La centration perceptive et les illusions primaires et secondaires (1953) a 🔗
L’évolution des perceptions avec l’âge permet de distinguer deux sortes d’effets : ceux qui diminuent d’importance avec le développement et correspondent en gros aux effets de champ et ceux qui augmentent de valeur (ou les effets mixtes) et qui soulèvent d’autres problèmes.
Les effets du premier type présentent certaines relations constantes avec l’âge. Par exemple lorsque l’on fait varier l’un des éléments d’une figure en laissant constant celui sur lequel porte la déformation mesurée, les maximum positif et négatif se retrouvent à tout âge pour les mêmes rapports, bien que la valeur absolue de ces maximum diminue en moyenne au cours du développement.
Ces relations constantes semblent obéir à la loi :
P = ± (n (L1 − L2). (L2/Lmax)) / S
[p. 723]où P = la déformation mesurée sur l’une des longueurs de la figure, maintenue constante et choisie comme unité ; L1 = la plus grande de deux longueurs comparées ; L2 = la plus petite de ces deux longueurs ; Lmax la plus grande longueur de la figure ; S = sa surface ; n = le nombre de fois qu’intervient L2 ou L1 si ces longueurs sont représentées à plusieurs exemplaires ; P est + si l’élément constant est L1, et − s’il est L2.
Les maximum calculés au moyen d’une telle formule dans les cas des cercles concentriques (Delbœuf), des rectangles, de l’illusion d’Oppel, des angles, etc., correspondent avec une approximation suffisante aux résultats expérimentaux.
Or, il est aisé de rendre compte de cette relation générale en le concevant comme le produit de la composition des effets de centration sur les divers éléments de la figure, si l’on admet cette seule hypothèse que tout élément centré est par le fait même surestimé proportionnellement à sa longueur.

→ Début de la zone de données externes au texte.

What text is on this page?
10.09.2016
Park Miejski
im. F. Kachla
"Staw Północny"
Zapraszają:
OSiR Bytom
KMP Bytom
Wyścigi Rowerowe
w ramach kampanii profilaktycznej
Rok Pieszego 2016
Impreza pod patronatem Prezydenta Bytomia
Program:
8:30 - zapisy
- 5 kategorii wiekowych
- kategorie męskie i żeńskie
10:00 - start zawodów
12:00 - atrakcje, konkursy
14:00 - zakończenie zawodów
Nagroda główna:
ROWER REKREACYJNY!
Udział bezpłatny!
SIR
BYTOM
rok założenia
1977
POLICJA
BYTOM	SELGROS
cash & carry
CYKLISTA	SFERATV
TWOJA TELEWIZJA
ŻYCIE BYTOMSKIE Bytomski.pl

Cette surestimation p explique notamment l’intervention de la différence L1 − L2 car [(L1 + pL1 − (L2 + pL2)] > (L1 − L2).
Sans lier la surestimation p à aucune hypothèse physiologique il est permis de le concevoir comme une fonction probabiliste, exprimable en termes de probabilité simple ou dans le langage de la théorie de l’information.
Mais une telle surestimation est-elle vraiment générale ? Outre certains faits d’observation directe et surtout l’existence d’une « erreur systématique de l’étalon » 1 difficile à interpréter sans cette hypothèse, on peut se livrer aux deux sortes de vérifications suivantes, que nous poursuivons actuellement avec Alb. Morf : 1° Soient deux points fixes A et B, le sujet étant prié de fixer son regard au centre de l’intervalle AB et un point mobile C que le sujet ajuste jusqu’à ce qu’il perçoive AB = BC (l’intervalle BC étant donc perçu en vision indirecte), on observe une surestimation systématique de l’intervalle centré AB.
2° Soient deux droites, dont l’une constante et l’autre variable, se prolongeant l’une l’autre avec un intervalle de quelques cas. En une expérience I l’une des deux est présentée avant l’autre et toutes deux disparaissent ensemble ; en une expérience II elles apparaissent ensemble mais l’une disparaît avant l’autre (présentations de ½ et 1’’ ou 1’’ et ½, etc.). Deux facteurs interviennent alors, qui sont nécessairement indissociables : la durée de centration et l’ordre des centrations (avec, suivant la règle surestimation de l’élément perçu en dernier lieu, c’est-à -dire disparaissant le dernier ou apparaissant en second). Mais, dans l’expérience II les deux facteurs cumulent leurs effets, tandis que dans l’expérience I ceux-ci tendent à se compenser.
Le résultat obtenu jusqu’ici est que, en II, il y a surestimation systématique de l’élément le plus longtemps présenté. En I, cet effet est affaibli mais demeuré systématique pour les temps optimum (½ et 1’’ de présentation chez l’adulte).
En ce qui concerne les illusions de premier type (effets de champ diminuant de valeur avec l’âge), l’ensemble des faits observés paraît donc relativement cohérent.
Quant aux effets de second type, ils sont de natures très diverses : illusion de poids, effets Usnadze, comparaisons verticales (à paraître avec Lambercier) ou verticales-obliques (dont nous avons confié l’étude à H. Wursten), évaluation des grandeurs projectives (avec Lambercier), etc. Les facteurs s’ajoutant aux précédents semblent, en de tels cas, consister en diverses activités perceptives des transports spatiaux ou temporels, d’anticipations, de mise en relation avec des éléments de référence, etc. Leur étude en est encore à ses débuts.